Example: Sara lives in England. Dan lives in Chicago and is a U.S. Citizen. Sara and Dan have been dating for 2 years, and Sara often comes to Chicago to visit Dan, never staying for more than 90 days. During one of Sara’s trips to Chicago, Dan proposes and Sara says yes. Sara and Dan would be able to get married right away and as a result of the marriage, Sara would be able to apply for an adjustment of status so she could remain in the U.S. Furthermore, Sara can file her adjustment of status at the same time that Dan files the immigration petition (I-130) petition for her within 90 days of herarrival at the US.

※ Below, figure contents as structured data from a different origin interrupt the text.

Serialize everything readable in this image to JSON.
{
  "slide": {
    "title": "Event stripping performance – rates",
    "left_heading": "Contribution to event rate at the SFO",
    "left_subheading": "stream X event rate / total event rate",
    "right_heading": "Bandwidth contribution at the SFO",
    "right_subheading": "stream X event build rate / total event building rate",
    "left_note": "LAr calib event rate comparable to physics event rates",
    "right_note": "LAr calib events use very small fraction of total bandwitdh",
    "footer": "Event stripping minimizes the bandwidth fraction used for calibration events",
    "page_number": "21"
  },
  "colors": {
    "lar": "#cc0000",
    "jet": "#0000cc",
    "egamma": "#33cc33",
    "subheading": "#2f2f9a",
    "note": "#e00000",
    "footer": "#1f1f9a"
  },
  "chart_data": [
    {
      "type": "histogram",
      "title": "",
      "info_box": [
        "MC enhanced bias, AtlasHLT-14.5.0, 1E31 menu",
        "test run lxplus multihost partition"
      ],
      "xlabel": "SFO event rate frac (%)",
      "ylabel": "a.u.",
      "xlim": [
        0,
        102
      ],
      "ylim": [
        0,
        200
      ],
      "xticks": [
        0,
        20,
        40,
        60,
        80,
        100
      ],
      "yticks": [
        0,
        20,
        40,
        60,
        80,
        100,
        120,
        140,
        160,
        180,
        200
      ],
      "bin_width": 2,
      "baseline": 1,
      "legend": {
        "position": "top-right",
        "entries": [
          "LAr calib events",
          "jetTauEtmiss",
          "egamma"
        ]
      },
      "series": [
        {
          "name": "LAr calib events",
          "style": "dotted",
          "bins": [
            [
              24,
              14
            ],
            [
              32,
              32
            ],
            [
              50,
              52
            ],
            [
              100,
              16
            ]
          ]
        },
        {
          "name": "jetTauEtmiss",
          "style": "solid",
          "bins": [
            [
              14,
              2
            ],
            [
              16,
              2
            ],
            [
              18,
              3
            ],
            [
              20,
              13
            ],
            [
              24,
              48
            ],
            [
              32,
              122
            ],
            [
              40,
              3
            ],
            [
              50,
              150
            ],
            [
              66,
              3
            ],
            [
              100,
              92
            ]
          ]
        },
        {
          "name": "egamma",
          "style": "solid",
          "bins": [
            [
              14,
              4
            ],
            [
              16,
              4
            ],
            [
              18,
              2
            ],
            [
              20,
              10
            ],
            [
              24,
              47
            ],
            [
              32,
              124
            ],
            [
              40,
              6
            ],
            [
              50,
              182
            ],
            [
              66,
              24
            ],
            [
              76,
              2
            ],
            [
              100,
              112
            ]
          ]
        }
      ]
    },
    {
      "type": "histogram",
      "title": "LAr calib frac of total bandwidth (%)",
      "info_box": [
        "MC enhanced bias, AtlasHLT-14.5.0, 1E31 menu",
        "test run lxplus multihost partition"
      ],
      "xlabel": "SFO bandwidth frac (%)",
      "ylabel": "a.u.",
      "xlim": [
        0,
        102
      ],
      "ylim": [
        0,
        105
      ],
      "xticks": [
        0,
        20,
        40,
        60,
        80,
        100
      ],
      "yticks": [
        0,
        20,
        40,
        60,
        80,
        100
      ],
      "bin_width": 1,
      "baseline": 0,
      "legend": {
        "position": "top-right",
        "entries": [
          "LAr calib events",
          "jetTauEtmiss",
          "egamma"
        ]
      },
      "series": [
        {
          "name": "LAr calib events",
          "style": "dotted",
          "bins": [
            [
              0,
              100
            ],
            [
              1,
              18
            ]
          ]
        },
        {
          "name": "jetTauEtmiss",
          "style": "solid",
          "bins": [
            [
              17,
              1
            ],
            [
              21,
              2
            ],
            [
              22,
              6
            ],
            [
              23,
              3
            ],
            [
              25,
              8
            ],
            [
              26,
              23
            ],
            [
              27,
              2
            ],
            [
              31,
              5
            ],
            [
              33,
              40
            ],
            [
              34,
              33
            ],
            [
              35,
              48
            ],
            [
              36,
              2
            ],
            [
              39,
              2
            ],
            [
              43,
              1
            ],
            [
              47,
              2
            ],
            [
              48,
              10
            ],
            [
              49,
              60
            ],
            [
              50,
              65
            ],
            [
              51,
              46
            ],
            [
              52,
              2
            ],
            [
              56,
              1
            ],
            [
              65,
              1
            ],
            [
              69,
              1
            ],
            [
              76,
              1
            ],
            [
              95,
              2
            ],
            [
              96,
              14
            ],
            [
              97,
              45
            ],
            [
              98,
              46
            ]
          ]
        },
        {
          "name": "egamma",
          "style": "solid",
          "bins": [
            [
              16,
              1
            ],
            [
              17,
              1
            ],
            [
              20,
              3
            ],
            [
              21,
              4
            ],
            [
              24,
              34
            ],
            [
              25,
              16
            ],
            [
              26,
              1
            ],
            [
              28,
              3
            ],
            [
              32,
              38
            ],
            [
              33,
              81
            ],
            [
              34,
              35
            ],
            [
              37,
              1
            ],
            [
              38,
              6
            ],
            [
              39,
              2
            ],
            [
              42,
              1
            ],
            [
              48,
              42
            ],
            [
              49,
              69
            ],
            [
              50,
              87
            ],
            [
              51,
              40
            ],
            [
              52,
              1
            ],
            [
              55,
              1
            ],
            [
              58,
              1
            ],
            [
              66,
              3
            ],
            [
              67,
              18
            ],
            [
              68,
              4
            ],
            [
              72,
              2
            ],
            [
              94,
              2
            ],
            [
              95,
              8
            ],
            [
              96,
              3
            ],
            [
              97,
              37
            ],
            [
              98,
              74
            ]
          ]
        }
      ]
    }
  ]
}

Furthermore, it should be noted that although it is best for the alien to file his/her adjustment of status application within the 90 day authorized period, an immediate relative of a U.S. citizen’s AOS application submitted after the VWP validity period will not be denied due to them being out of status, so long as the alien is otherwise eligible for the AOS application. [USCIS Field Operators Directorate][8 C.F.R. 1208.2(c)(3)(i)]For all other kinds of green card applications, you will still have to go through the consulate in your country after the initial petition has been approved by the USCIS.
As illustrated above, the immediate relatives of United States citizens are afforded certain advantages under immigration law. Whereas most aliens who come to the United States and wish to apply for an adjustment of status or change of status are subject to the 30/60-day rule, immediate relatives of US citizens are exempted from the burden of having to prove that they did not have a preconceived intent to immigrate. Furthermore, the immediate relatives are also able to circumvent the governance that prevents aliens visiting the United States as a part of the Visa Waiver Program, due to them having significant family ties in the United States.